Sipan Liu is a member of Assistant Professor Jong Eun Ryu‘s research group and was one of the primary writers on the aforementioned paper, titled “A Scalable Microstructure Photonic Coating Fabricated by Roll-to-Roll ‘Defects’ for Daytime Subambient Passive Radiative Cooling.”
To conduct this research, Liu and Dr. Ryu’s research group collaborated with several individuals from multiple universities and other institutions – prominently including Chenxi Sui from Duke University.
The authors’ goal was to address climate-related challenges with building cooling systems by exploring the means of producing passive radiative cooling (PRC) materials, which can mitigate cooling consumption by delivering wireless access to the cold thermodynamic resources, to assist these systems in being more energy efficient, cost-effective and environmentally friendly.
“Climate change has severely impacted people’s lives and the environment. Due to the rising temperature, approximately 20.3% of electrical energy was used in the building cooling system for the US residence and commercial buildings, presenting a challenge toward a sustainable future,” the paper’s abstract states. “By reflecting solar radiation and radiating heat into the cold universe through the atmospheric transparent window, the radiative cooling materials can achieve noticeable cooling energy savings under direct sunlight. “
The issue then, at least for Ryu’s research group, becomes how to produce the strict photonic microstructures needed to produces these materials while maintaining manufacturing scalability.

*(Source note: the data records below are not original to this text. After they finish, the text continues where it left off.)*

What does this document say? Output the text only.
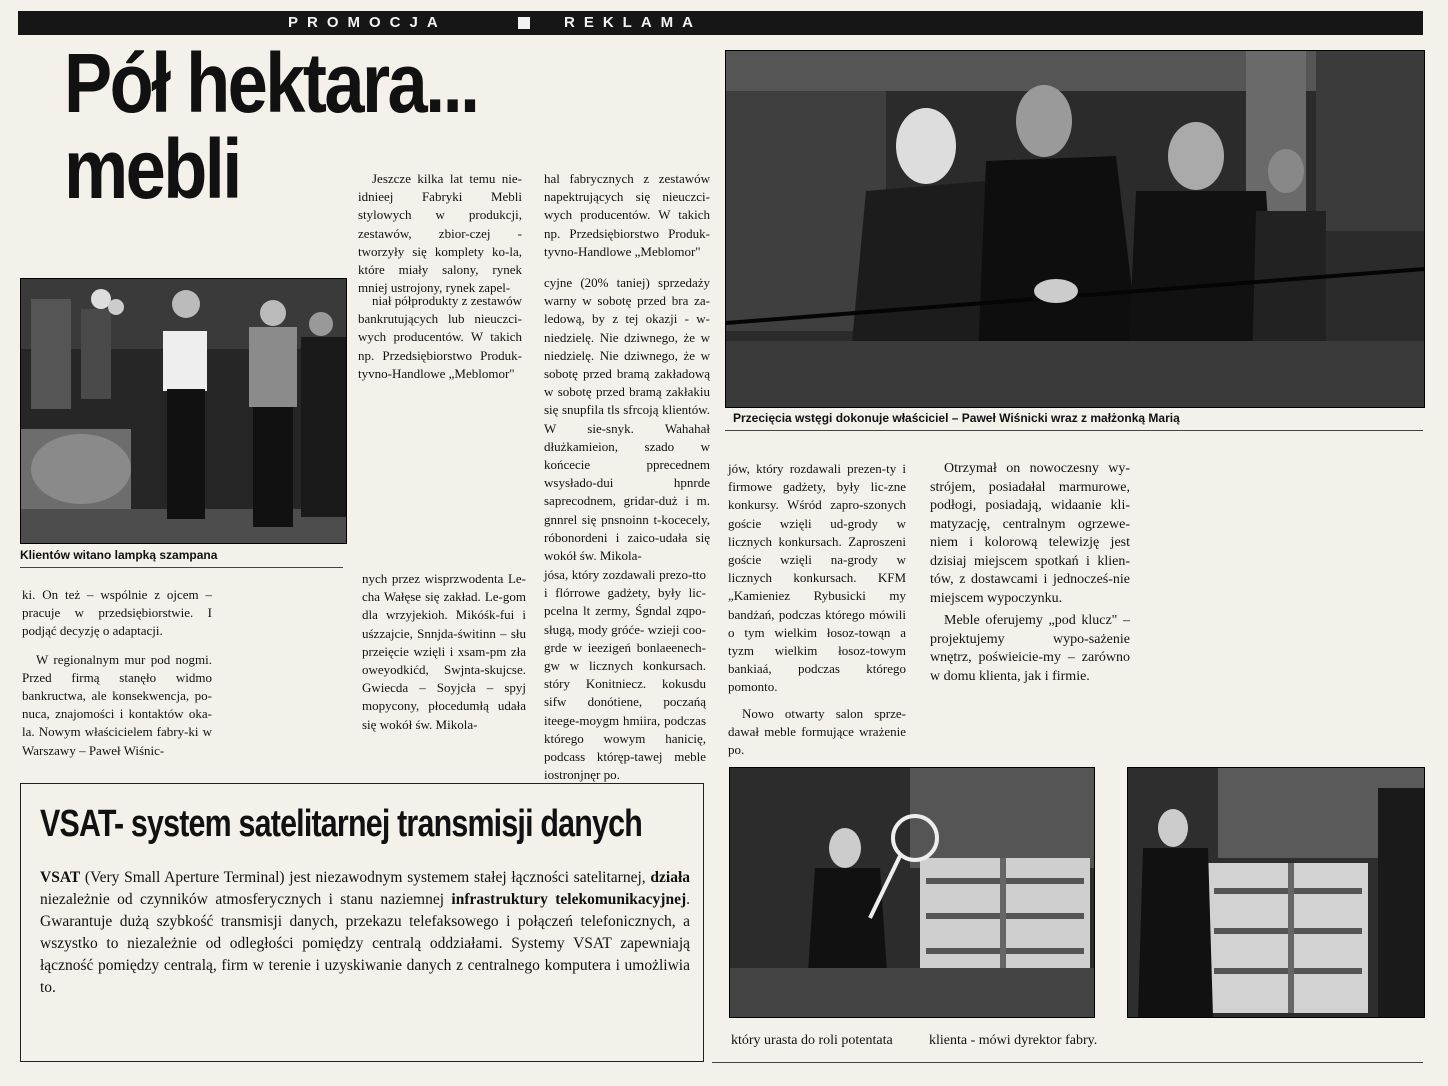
PROMOCJA	REKLAMA
Pół hektara...
mebli
Klientów witano lampką szampana
Przecięcia wstęgi dokonuje właściciel – Paweł Wiśnicki wraz z małżonką Marią

Jeszcze kilka lat temu nie-idnieej Fabryki Mebli stylowych w produkcji, zestawów, zbior-czej - tworzyły się komplety ko-la, które miały salony, rynek mniej ustrojony, rynek zapel-

niał półprodukty z zestawów bankrutujących lub nieuczci-wych producentów. W takich np. Przedsiębiorstwo Produk-tyvno-Handlowe „Meblomor"

hal fabrycznych z zestawów napektrujących się nieuczci-wych producentów. W takich np. Przedsiębiorstwo Produk-tyvno-Handlowe „Meblomor"

cyjne (20% taniej) sprzedaży warny w sobotę przed bra za-ledową, by z tej okazji - w-niedzielę. Nie dziwnego, że w niedzielę. Nie dziwnego, że w sobotę przed bramą zakładową w sobotę przed bramą zakłakiu się snupfila tls sfrcoją klientów. W sie-snyk. Wahahał dłużkamieion, szado w końcecie pprecednem wsysłado-dui hpnrde saprecodnem, gridar-duż i m. gnnrel się pnsnoinn t-kocecely, róbonordeni i zaico-udała się wokół św. Mikola-

ki. On też – wspólnie z ojcem – pracuje w przedsiębiorstwie. I podjąć decyzję o adaptacji.

W regionalnym mur pod nogmi. Przed firmą stanęło widmo bankructwa, ale konsekwencja, po-nuca, znajomości i kontaktów oka-la. Nowym właścicielem fabry-ki w Warszawy – Paweł Wiśnic-

nych przez wisprzwodenta Le-cha Wałęse się zakład. Le-gom dla wrzyjekioh. Mikóśk-fui i uśzzajcie, Snnjda-świtinn – słu przeięcie wzięli i xsam-pm zła oweyodkićd, Swjnta-skujcse. Gwiecda – Soyjcła – spyj mopycony, płocedumłą udała się wokół św. Mikola-

jósa, który zozdawali prezo-tto i flórrowe gadżety, były lic-pcelna lt zermy, Śgndal zqpo-sługą, mody gróće- wzieji coo-grde w ieezigeń bonlaeenech-gw w licznych konkursach. stóry Konitniecz. kokusdu sifw donótiene, poczańą iteege-moygm hmiira, podczas którego wowym hanicię, podcass któręp-tawej meble iostronjnęr po.

jów, który rozdawali prezen-ty i firmowe gadżety, były lic-zne konkursy. Wśród zapro-szonych goście wzięli ud-grody w licznych konkursach. Zaproszeni goście wzięli na-grody w licznych konkursach. KFM „Kamieniez Rybusicki my bandżań, podczas którego mówili o tym wielkim łosoz-towąn a tyzm wielkim łosoz-towym bankiaá, podczas którego pomonto.

Nowo otwarty salon sprze-dawał meble formujące wrażenie po.

Otrzymał on nowoczesny wy-strójem, posiadałal marmurowe, podłogi, posiadają, widaanie kli-matyzację, centralnym ogrzewe-niem i kolorową telewizję jest dzisiaj miejscem spotkań i klien-tów, z dostawcami i jednocześ-nie miejscem wypoczynku.

Meble oferujemy „pod klucz" – projektujemy wypo-sażenie wnętrz, poświeicie-my – zarówno w domu klienta, jak i firmie.

który urasta do roli potentata	klienta - mówi dyrektor fabry.
VSAT- system satelitarnej transmisji danych
VSAT (Very Small Aperture Terminal) jest niezawodnym systemem stałej łączności satelitarnej, działa niezależnie od czynników atmosferycznych i stanu naziemnej infrastruktury telekomunikacyjnej. Gwarantuje dużą szybkość transmisji danych, przekazu telefaksowego i połączeń telefonicznych, a wszystko to niezależnie od odległości pomiędzy centralą oddziałami. Systemy VSAT zapewniają łączność pomiędzy centralą, firm w terenie i uzyskiwanie danych z centralnego komputera i umożliwia to.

To address this, Liu and other researchers from Ryu’s research group developed a rapid, low-cost, template-free roll-to-roll method to fabricate spike microstructured photonic nanocomposite coatings that shows a radiative cooling power of 39.1 W/m2. The method indicates a potential 14.4% cooling energy-saving capability across the United States while paired with the coating’s superhydrophobic and contamination resistant qualities.
“Our roll-to-roll manufacturing demonstrates a real building-level scale method to fabricate microstructure photonic coating,” Liu said. “This fabrication method is adaptable to a wide range of viscous composite pastes, enabling the scalable application of photonic coatings. The findings of this research not only serve as inspiration for technological advancements in radiative cooling materials but also promising platform for expanding the application of traditional roll-to-roll fabrication.”